Professor da Faculdade de Medicina de Ribeirão Preto (FMRP) da USP, José Antunes Rodrigues foi nomeado primeiro professor emérito da Sociedade Brasileira de Endocrinologia e Metabologia (SBEM). O prêmio foi concedido durante o décimo terceiro Congresso Paulista de Endocrinologia e Metabologia (COPEM) 2019, realizado em maio da cidade de São Paulo.

Principal atividade de Endocrinologia e Metabologia de São Paulo e um dos maiores eventos científicos da Endocrinologia Nacional, o COPEM inaugurou este ano o prêmio Professor Emérito da SBEM, um reconhecimento aos pesquisadores que atingiram alto grau de projeção no exercício da atividade acadêmica e profissional.

A homenagem foi recebida pelo já emérito da USP como um reconhecimento pelo conjunto de sua obra acadêmica e científica, mas destaca seu legado de ensino e formação de novas gerações de professores e pesquisadores. São 50 anos de vida dedicados à carreira e trabalhando no que gosta, pois “a pessoa tem que fazer o que gosta, a palavra-chave, para mim, é essa”, conta Rodrigues.

Carreira marcada pelo ensino e pesquisa

José Antunes Rodrigues é professor titular em Fisiologia da FMRP desde 1981 e professor Emérito da USP desde 2005, ainda em exercício de ensino e pesquisa na USP em Ribeirão Preto. Integrou a primeira turma de alunos da FMRP em 1959 e, logo no início, escolheu o trabalho experimental em Fisiologia, orientado por Miguel Rolando Covian, área em que obteve os primeiros resultados sobre a importância do controle neural da ingestão salina. Após seu doutoramento, continuou estudos com o professor Samuel M. McCann, um dos pioneiros em neuroendocrinologia, nos Estados Unidos.

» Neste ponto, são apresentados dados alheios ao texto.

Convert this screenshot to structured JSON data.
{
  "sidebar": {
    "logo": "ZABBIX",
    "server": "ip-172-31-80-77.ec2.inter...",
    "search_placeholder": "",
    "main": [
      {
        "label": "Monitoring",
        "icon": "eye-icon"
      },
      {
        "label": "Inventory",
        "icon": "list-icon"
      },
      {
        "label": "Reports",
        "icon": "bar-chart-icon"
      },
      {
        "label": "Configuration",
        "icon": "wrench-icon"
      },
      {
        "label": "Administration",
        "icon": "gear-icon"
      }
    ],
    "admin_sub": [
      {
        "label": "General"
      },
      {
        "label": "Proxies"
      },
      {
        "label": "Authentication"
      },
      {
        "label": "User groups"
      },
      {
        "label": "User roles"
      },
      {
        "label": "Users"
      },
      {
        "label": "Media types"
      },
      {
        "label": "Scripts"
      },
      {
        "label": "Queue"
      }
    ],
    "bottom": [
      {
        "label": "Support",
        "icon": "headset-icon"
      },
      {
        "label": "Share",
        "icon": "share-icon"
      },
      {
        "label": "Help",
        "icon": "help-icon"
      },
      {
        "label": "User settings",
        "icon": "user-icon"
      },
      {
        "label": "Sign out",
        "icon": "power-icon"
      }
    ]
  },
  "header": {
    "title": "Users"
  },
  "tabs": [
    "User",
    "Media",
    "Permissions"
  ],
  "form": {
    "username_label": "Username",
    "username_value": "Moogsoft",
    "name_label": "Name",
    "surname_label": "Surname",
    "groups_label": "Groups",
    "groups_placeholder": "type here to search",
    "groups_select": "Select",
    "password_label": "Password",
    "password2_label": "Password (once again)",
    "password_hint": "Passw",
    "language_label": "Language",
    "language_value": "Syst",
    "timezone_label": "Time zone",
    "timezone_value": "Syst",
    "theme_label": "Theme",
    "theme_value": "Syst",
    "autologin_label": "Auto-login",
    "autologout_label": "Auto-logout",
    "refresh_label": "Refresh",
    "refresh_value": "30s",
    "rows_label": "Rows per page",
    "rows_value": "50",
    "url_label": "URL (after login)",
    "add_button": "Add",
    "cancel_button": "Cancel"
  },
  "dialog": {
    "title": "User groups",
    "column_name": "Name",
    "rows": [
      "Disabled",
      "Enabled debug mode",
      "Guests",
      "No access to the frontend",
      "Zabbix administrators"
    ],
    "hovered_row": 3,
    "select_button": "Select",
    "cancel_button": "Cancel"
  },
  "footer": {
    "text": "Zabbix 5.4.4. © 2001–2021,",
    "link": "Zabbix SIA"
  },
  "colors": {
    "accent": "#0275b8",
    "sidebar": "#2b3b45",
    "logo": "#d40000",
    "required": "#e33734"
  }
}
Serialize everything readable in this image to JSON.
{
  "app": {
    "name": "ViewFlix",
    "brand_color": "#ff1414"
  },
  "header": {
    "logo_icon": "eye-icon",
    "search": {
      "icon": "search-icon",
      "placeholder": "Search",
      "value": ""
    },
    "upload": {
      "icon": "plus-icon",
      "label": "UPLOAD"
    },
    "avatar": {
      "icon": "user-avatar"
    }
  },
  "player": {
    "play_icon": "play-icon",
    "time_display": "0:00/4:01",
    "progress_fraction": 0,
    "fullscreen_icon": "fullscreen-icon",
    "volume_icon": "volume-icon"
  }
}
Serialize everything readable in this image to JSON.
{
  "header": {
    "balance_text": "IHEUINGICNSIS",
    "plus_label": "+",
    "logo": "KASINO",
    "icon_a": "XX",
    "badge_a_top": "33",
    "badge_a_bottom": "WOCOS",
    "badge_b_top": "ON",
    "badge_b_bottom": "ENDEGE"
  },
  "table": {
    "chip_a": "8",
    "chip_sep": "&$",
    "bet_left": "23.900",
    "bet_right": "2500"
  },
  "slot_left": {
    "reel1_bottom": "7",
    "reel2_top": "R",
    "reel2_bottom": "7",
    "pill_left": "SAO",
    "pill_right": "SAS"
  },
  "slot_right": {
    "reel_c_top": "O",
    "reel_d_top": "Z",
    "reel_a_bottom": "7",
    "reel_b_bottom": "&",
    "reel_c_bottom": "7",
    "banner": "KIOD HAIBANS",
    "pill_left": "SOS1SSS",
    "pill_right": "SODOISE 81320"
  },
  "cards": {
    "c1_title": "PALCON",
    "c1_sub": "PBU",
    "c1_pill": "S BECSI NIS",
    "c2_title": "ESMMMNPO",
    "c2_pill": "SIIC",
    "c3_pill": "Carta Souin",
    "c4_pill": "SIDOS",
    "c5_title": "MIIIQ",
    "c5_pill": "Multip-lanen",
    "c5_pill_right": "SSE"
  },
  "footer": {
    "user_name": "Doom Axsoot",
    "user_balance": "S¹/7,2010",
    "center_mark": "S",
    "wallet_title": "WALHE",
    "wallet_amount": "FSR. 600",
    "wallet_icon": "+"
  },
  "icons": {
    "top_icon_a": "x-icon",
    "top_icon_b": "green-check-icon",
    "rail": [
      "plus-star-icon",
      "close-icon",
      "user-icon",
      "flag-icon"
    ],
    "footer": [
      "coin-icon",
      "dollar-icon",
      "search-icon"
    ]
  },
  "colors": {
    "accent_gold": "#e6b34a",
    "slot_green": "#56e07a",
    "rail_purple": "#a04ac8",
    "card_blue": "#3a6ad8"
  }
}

Diversas foram suas contribuições científicas sobre o papel do nervoso central (SNC) no controle do equilíbrio hidromineral, principalmente quanto às vias neurais envolvidas nesta regulação. Foi o primeiro cientista a demonstrar a importância dos “núcleos paraventriculares e supra ópticos no controle da ingestão específica de sódio”.

Até hoje, o professor publicou cerca de 251 artigos científicos completos, orientou mais de 80 mestrados, doutorados e pós-doutorados. Ainda em atividade, aos 85 anos, atualmente, coordena estudos que procuram demonstrar modificações na expressão gênica do peptídeo natriurético atrial (ANP), vasopressina e ocitocina em áreas restritas do SNC em resposta à sobrecarga salina.

Em reconhecimento ao seu trabalho, Rodrigues recebeu diversos prêmios, entre os quais destacam-se: Membro da Academia Brasileira de Ciências; Ordem Nacional do Mérito Científico – Comendador, Outorgado pela Presidência da República e Ministério Ciência e Tecnologia; Ordem Nacional do Mérito Científico – Grã Cruz, Outorgado pela Presidência da República e Ministério da Ciência e Tecnologia; e Professor Honoris Causa, da Universidade Federal do Rio de Janeiro (UFRJ). 

Entre as várias atividades administrativas, Rodrigues também foi diretor da FMRP no período de 1993 a 1997.